Some of Mr. Silverman’s guides were being detours from his entertainment specialty. In 2015, he and Raphael D. Silver, a film producer, revealed “The Catskills: Its Record and How It Modified The us.” Mr. Silverman also wrote “The Amusement Park: 900 Years of Thrills and Spills, and the Dreamers and Schemers Who Designed Them” (2019).

When interviewed by “CBS This Morning” at Luna Park in Coney Island, he described the attraction of a quintessential amusement park experience: “Even just a solitary roller coaster, when you’re at the prime, you’re not contemplating of spending the mortgage loan.”

He remaining no immediate survivors.

Immediately after Mr. Sondheim’s dying in late 2021, Mr. Silverman was asked by the publishing residence Black Doggy & Leventhal, section of the Hachette Ebook Team, to publish a ebook about Mr. Sondheim — a combination of biography, assessment and viewpoint. Titled “Sondheim: His Life, His Displays, His Legacy,” the book is to be posted in September.

“He actually dove into all the things prepared about and by Sondheim and by his buddies, and talked to his close friends and co-staff,” Joe Davidson, his editor at Black Doggy (which had revealed his amusement parks reserve), said in a cell phone job interview.

In the e-book, Mr.
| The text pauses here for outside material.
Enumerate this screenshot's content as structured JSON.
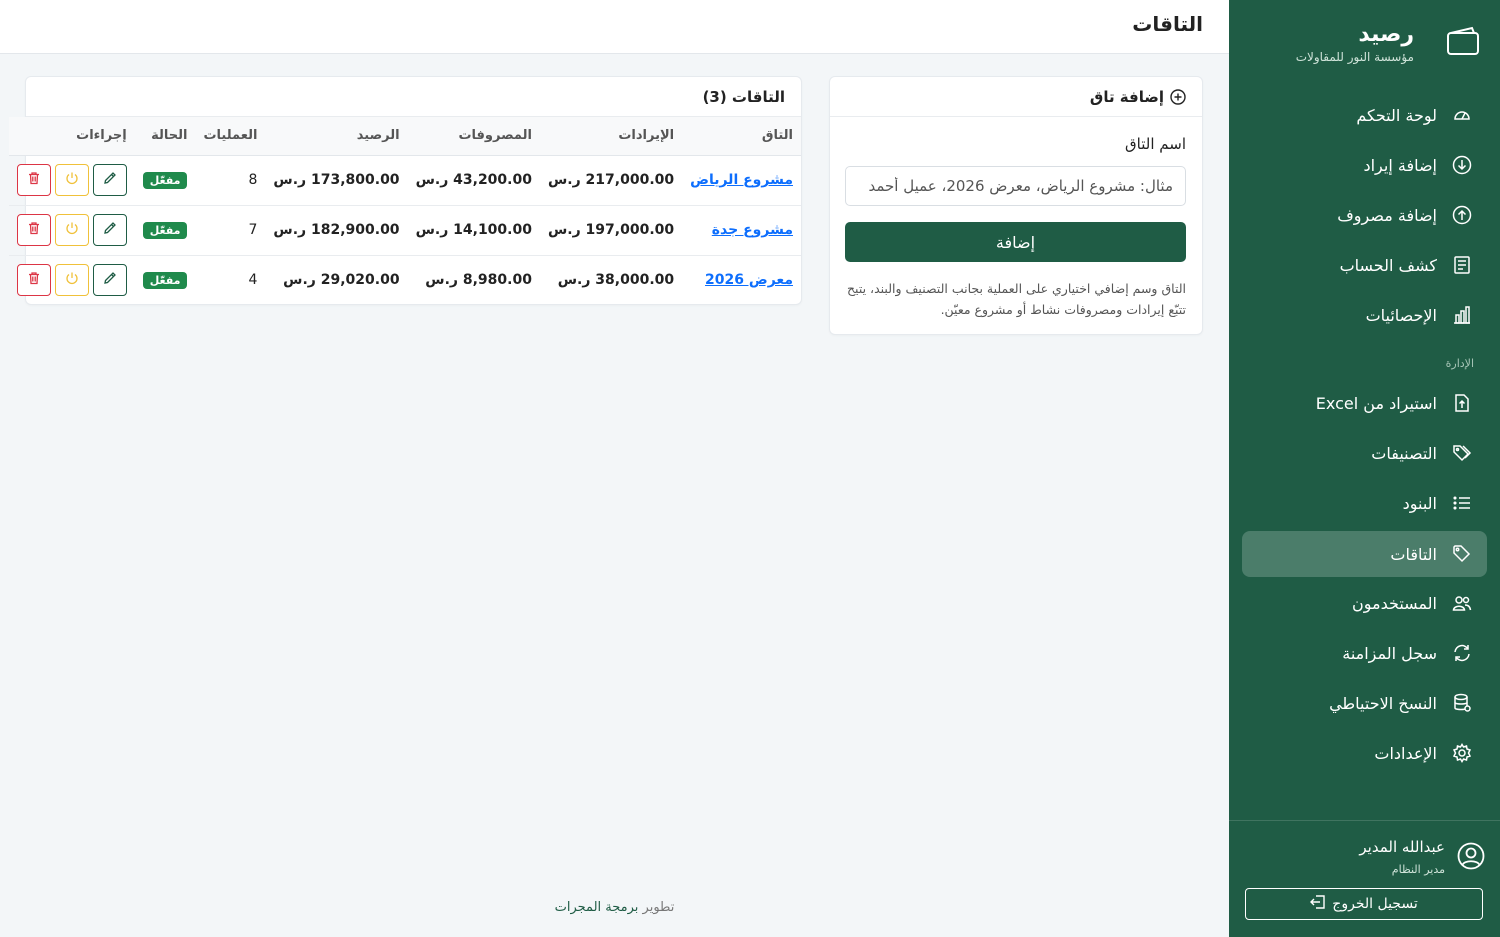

Silverman describes Mr. Sondheim’s conflicts with Leonard Bernstein when they have been composing “West Facet Story,” which opened on Broadway in 1957. Mr. Sondheim, who was 27, wrote the lyrics Mr. Bernstein, then 39, wrote the new music.

“What Sondheim did not recognize was Bernstein’s fancying himself a lyricist,” Mr. Silverman wrote. “He ‘would sketch out some thing that was purple prose, not poetry. It screamed, ‘Look at me, I’m currently being poetic!’ stated Sondheim.”